If you have been thinking about getting a telescope, but you find it extremely hard to make up your mind about which model you should select, we’re going to give you a hand. Not all users are the same, which is to say that their requirements differ largely from one individual to the next.

The first thing that you should try to do is assess the purpose you are trying to achieve. Keep in mind that some people are interested in getting handheld telescopes that can be used under a variety of circumstances.

Some models made out of brass are quite popular as they give a vintage feel, although many of them are made for decorative purposes alone. If you’re trying to find a device and want to give it as a gift, we would suggest avoiding this type of present unless you know that the person who is going to receive it is not a budding astronomer.

If you are a complete beginner when it comes to stargazing, there are some tips that can help you get started. One of them would be to avoid spending a fortune right off the bat. Think of it this way; many of the high-end models you are likely to come across have been designed for users who have already acquired a minimum of skills with regard to utilizing a telescope.

Some of these options are outfitted with cutting-edge features such as GPS units. If you know that you are not a tech-savvy person, we would suggest avoiding such alternatives for now. You may want to consider them once your learning curve doesn’t look like a mountain and has shifted into something more like a hill.

The point that we are trying to make is that it would be less cost-effective and downright counterproductive for your skills if you were to get an overly complicated telescope when you hardly have any idea on how you could use it.

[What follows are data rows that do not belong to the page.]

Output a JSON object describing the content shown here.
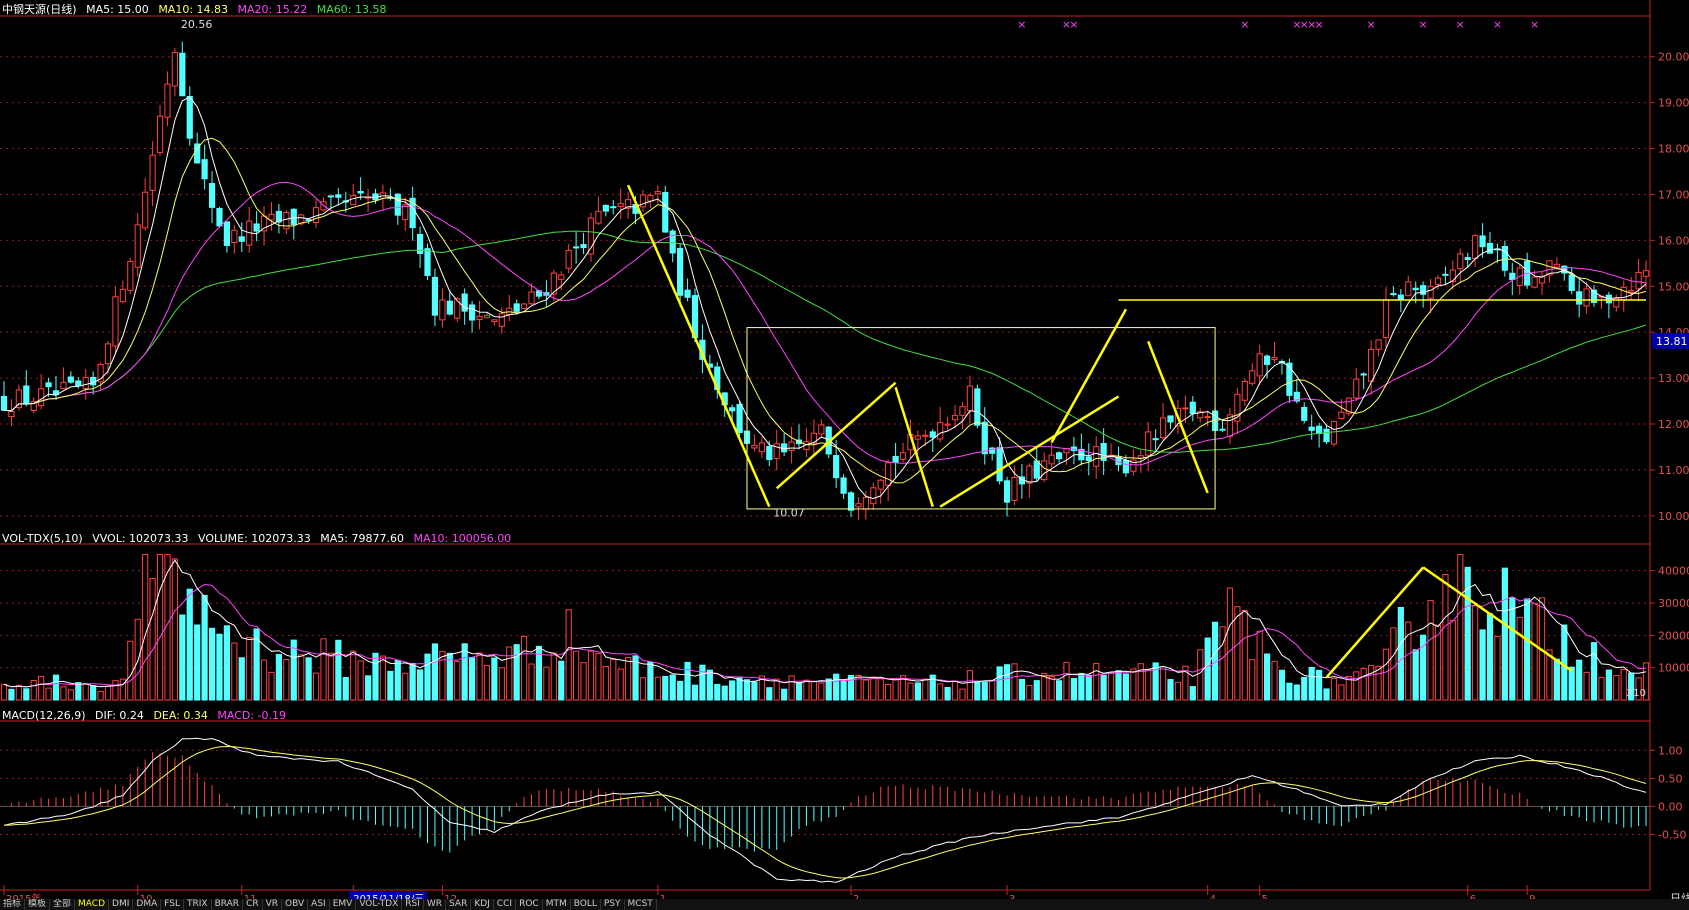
{
  "legend": {
    "price": [
      {
        "text": "中钢天源(日线)",
        "color": "#ffffff"
      },
      {
        "text": "MA5: 15.00",
        "color": "#ffffff"
      },
      {
        "text": "MA10: 14.83",
        "color": "#ffff66"
      },
      {
        "text": "MA20: 15.22",
        "color": "#ff44ff"
      },
      {
        "text": "MA60: 13.58",
        "color": "#44dd44"
      }
    ],
    "volume": [
      {
        "text": "VOL-TDX(5,10)",
        "color": "#ffffff"
      },
      {
        "text": "VVOL: 102073.33",
        "color": "#ffffff"
      },
      {
        "text": "VOLUME: 102073.33",
        "color": "#ffffff"
      },
      {
        "text": "MA5: 79877.60",
        "color": "#ffffff"
      },
      {
        "text": "MA10: 100056.00",
        "color": "#ff44ff"
      }
    ],
    "macd": [
      {
        "text": "MACD(12,26,9)",
        "color": "#ffffff"
      },
      {
        "text": "DIF: 0.24",
        "color": "#ffffff"
      },
      {
        "text": "DEA: 0.34",
        "color": "#ffff66"
      },
      {
        "text": "MACD: -0.19",
        "color": "#ff44ff"
      }
    ]
  },
  "annotations": {
    "high_label": "20.56",
    "low_label": "10.07",
    "price_tag": "13.81",
    "vol_unit": "X10"
  },
  "x_axis": {
    "labels": [
      {
        "text": "2015年",
        "i": 0
      },
      {
        "text": "10",
        "i": 18
      },
      {
        "text": "11",
        "i": 32
      },
      {
        "text": "2015/11/18/三",
        "i": 47,
        "highlight": true
      },
      {
        "text": "12",
        "i": 59
      },
      {
        "text": "1",
        "i": 88
      },
      {
        "text": "2",
        "i": 114
      },
      {
        "text": "3",
        "i": 135
      },
      {
        "text": "4",
        "i": 162
      },
      {
        "text": "5",
        "i": 169
      },
      {
        "text": "6",
        "i": 197
      },
      {
        "text": "9",
        "i": 205
      }
    ],
    "period_label": "日线"
  },
  "tabs": {
    "items": [
      "指标",
      "模板",
      "全部",
      "MACD",
      "DMI",
      "DMA",
      "FSL",
      "TRIX",
      "BRAR",
      "CR",
      "VR",
      "OBV",
      "ASI",
      "EMV",
      "VOL-TDX",
      "RSI",
      "WR",
      "SAR",
      "KDJ",
      "CCI",
      "ROC",
      "MTM",
      "BOLL",
      "PSY",
      "MCST"
    ],
    "active": "MACD"
  },
  "colors": {
    "up": "#ff4040",
    "down": "#54ffff",
    "grid": "#8b1a1a",
    "axis": "#cc2222",
    "ma5": "#ffffff",
    "ma10": "#ffff66",
    "ma20": "#ff44ff",
    "ma60": "#44dd44",
    "overlay": "#ffff00"
  },
  "chart_data": [
    {
      "type": "candlestick",
      "title": "中钢天源(日线)",
      "y_ticks": [
        10.0,
        11.0,
        12.0,
        13.0,
        14.0,
        15.0,
        16.0,
        17.0,
        18.0,
        19.0,
        20.0
      ],
      "ylim": [
        9.8,
        20.8
      ],
      "series_names": [
        "MA5",
        "MA10",
        "MA20",
        "MA60"
      ],
      "knots": [
        [
          0,
          12.5
        ],
        [
          6,
          12.6
        ],
        [
          12,
          12.8
        ],
        [
          18,
          16.3
        ],
        [
          22,
          19.5
        ],
        [
          23,
          20.2
        ],
        [
          26,
          17.6
        ],
        [
          30,
          16.0
        ],
        [
          34,
          16.3
        ],
        [
          40,
          16.5
        ],
        [
          46,
          16.8
        ],
        [
          50,
          16.9
        ],
        [
          55,
          16.5
        ],
        [
          58,
          14.6
        ],
        [
          63,
          14.5
        ],
        [
          66,
          14.2
        ],
        [
          72,
          14.8
        ],
        [
          80,
          16.5
        ],
        [
          86,
          16.8
        ],
        [
          88,
          17.0
        ],
        [
          90,
          15.5
        ],
        [
          94,
          13.6
        ],
        [
          98,
          12.2
        ],
        [
          101,
          11.4
        ],
        [
          105,
          11.3
        ],
        [
          110,
          11.8
        ],
        [
          113,
          10.7
        ],
        [
          114,
          10.3
        ],
        [
          118,
          11.0
        ],
        [
          124,
          11.8
        ],
        [
          130,
          12.6
        ],
        [
          132,
          11.6
        ],
        [
          135,
          10.5
        ],
        [
          140,
          11.1
        ],
        [
          146,
          11.4
        ],
        [
          150,
          11.0
        ],
        [
          156,
          11.9
        ],
        [
          160,
          12.3
        ],
        [
          164,
          12.0
        ],
        [
          167,
          13.0
        ],
        [
          171,
          13.6
        ],
        [
          174,
          12.4
        ],
        [
          176,
          11.7
        ],
        [
          178,
          11.7
        ],
        [
          181,
          12.4
        ],
        [
          184,
          13.5
        ],
        [
          186,
          14.5
        ],
        [
          189,
          15.0
        ],
        [
          192,
          14.8
        ],
        [
          196,
          15.6
        ],
        [
          199,
          16.0
        ],
        [
          202,
          15.4
        ],
        [
          206,
          15.0
        ],
        [
          208,
          15.5
        ],
        [
          211,
          14.9
        ],
        [
          214,
          14.6
        ],
        [
          218,
          15.0
        ],
        [
          221,
          15.3
        ]
      ],
      "high_label": 20.56,
      "low_label": 10.07
    },
    {
      "type": "bar",
      "title": "VOL-TDX(5,10)",
      "y_ticks": [
        10000,
        20000,
        30000,
        40000
      ],
      "ylim": [
        0,
        47000
      ],
      "series_names": [
        "MA5",
        "MA10"
      ],
      "knots": [
        [
          0,
          6000
        ],
        [
          16,
          5000
        ],
        [
          18,
          40000
        ],
        [
          22,
          44000
        ],
        [
          26,
          30000
        ],
        [
          30,
          22000
        ],
        [
          36,
          16000
        ],
        [
          50,
          12000
        ],
        [
          60,
          14000
        ],
        [
          70,
          15000
        ],
        [
          75,
          22000
        ],
        [
          80,
          14000
        ],
        [
          86,
          10000
        ],
        [
          95,
          8000
        ],
        [
          110,
          6000
        ],
        [
          125,
          5500
        ],
        [
          140,
          9000
        ],
        [
          160,
          8000
        ],
        [
          163,
          18000
        ],
        [
          166,
          30000
        ],
        [
          170,
          12000
        ],
        [
          178,
          6000
        ],
        [
          185,
          8000
        ],
        [
          190,
          30000
        ],
        [
          196,
          41000
        ],
        [
          200,
          38000
        ],
        [
          204,
          26000
        ],
        [
          210,
          20000
        ],
        [
          220,
          8000
        ],
        [
          221,
          9000
        ]
      ]
    },
    {
      "type": "bar",
      "title": "MACD(12,26,9)",
      "y_ticks": [
        -0.5,
        0.0,
        0.5,
        1.0
      ],
      "ylim": [
        -1.4,
        1.45
      ],
      "series_names": [
        "DIF",
        "DEA",
        "MACD"
      ],
      "knots": [
        [
          0,
          -0.35
        ],
        [
          10,
          -0.1
        ],
        [
          16,
          0.2
        ],
        [
          20,
          0.8
        ],
        [
          24,
          1.2
        ],
        [
          28,
          1.2
        ],
        [
          34,
          0.9
        ],
        [
          45,
          0.8
        ],
        [
          55,
          0.3
        ],
        [
          60,
          -0.3
        ],
        [
          66,
          -0.45
        ],
        [
          72,
          -0.1
        ],
        [
          80,
          0.2
        ],
        [
          88,
          0.25
        ],
        [
          95,
          -0.5
        ],
        [
          104,
          -1.3
        ],
        [
          112,
          -1.35
        ],
        [
          120,
          -0.9
        ],
        [
          130,
          -0.55
        ],
        [
          140,
          -0.35
        ],
        [
          150,
          -0.2
        ],
        [
          160,
          0.2
        ],
        [
          168,
          0.55
        ],
        [
          174,
          0.3
        ],
        [
          180,
          0.0
        ],
        [
          186,
          0.05
        ],
        [
          192,
          0.5
        ],
        [
          198,
          0.8
        ],
        [
          204,
          0.9
        ],
        [
          212,
          0.65
        ],
        [
          221,
          0.24
        ]
      ]
    }
  ]
}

The Optics and Lab website has a section in an article devoted to choosing the right telescope, and it deals with ease of use. If you want a good all-around telescope for looking at the Moon, for instance, you might as well consider one that comes with an aperture of 70mm. If the device you have chosen can be used for terrestrial viewing, you can even make the most of it and employ it for surveillance purposes or for looking at wildlife from a distance.

Models with a superior aperture can be utilized to look at the Moon, as well, but you will be able to see a great deal of other stars and even nebulas and star clusters with their assistance. Keep in mind that working with such a device might be more difficult if you don’t have the right experience.